Post-harvest browning, decay, lignification, and other adverse physiological effects limit the shelf-life of mung bean sprouts at ambient temperature. In this study, vacuum packing at pressures of 0, ↓0.02, ↓0.04, and ↓0.06 mPa at 20 °C, and the optimum pressure of ↓0.04 mPa at 4 °C for maintenance of sprouts, was investigated. Chlorogenic acid was identified as the main phenolic compound leading to the browning of mung bean sprouts, along with total flavonoids, total phenols, rutin, and o-phthalic acid.

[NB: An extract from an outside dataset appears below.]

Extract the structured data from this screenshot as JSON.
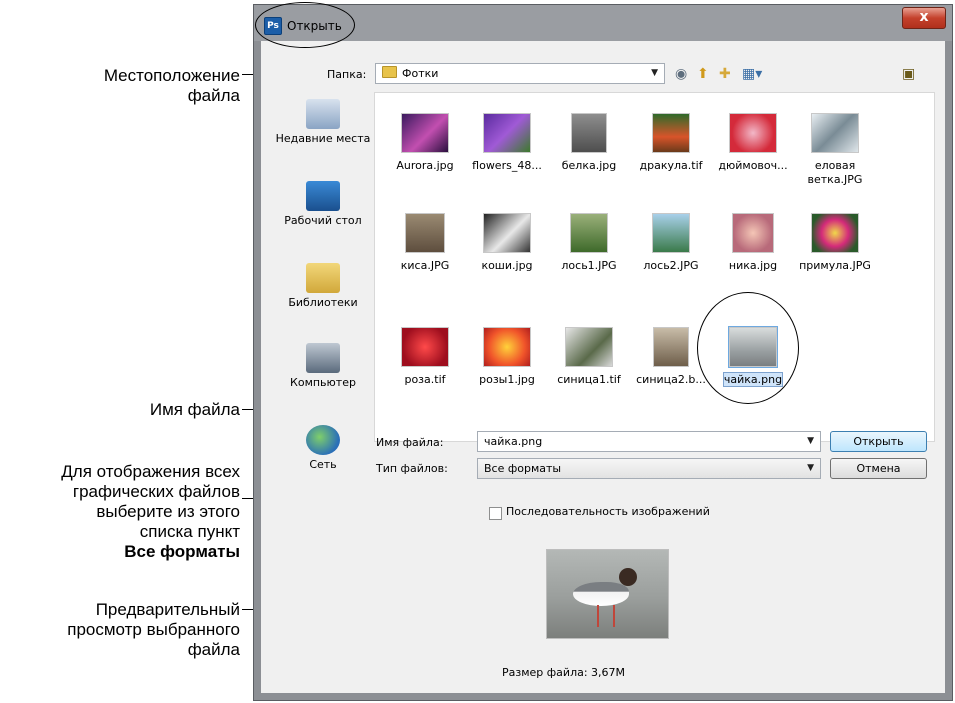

Among these, flavonoids were identified as being the main substrate for polyphenol oxidase (PPO) activity. Moderate vacuum packing combined with low temperature storage inhibited PPO, as well as peroxidase (POD) and superoxide dismutase activities, which was associated with a slower rate of browning. In addition, these storage conditions reduced the activity of phenylalanine ammonia lyase (PAL), thereby suppressing the synthesis of phenolic substrates used in the browning reaction. Moderate vacuum packing combined with low temperature storage also maintained the activities of the cell wall-degrading enzymes cellulase and xylanase, and suppressed POD and PAL activities. Together, these effects would be expected to lead to a decrease in cellulose, hemicellulose, and lignin levels, ultimately restricting sprout elongation and maintaining the firmness of the sprouts.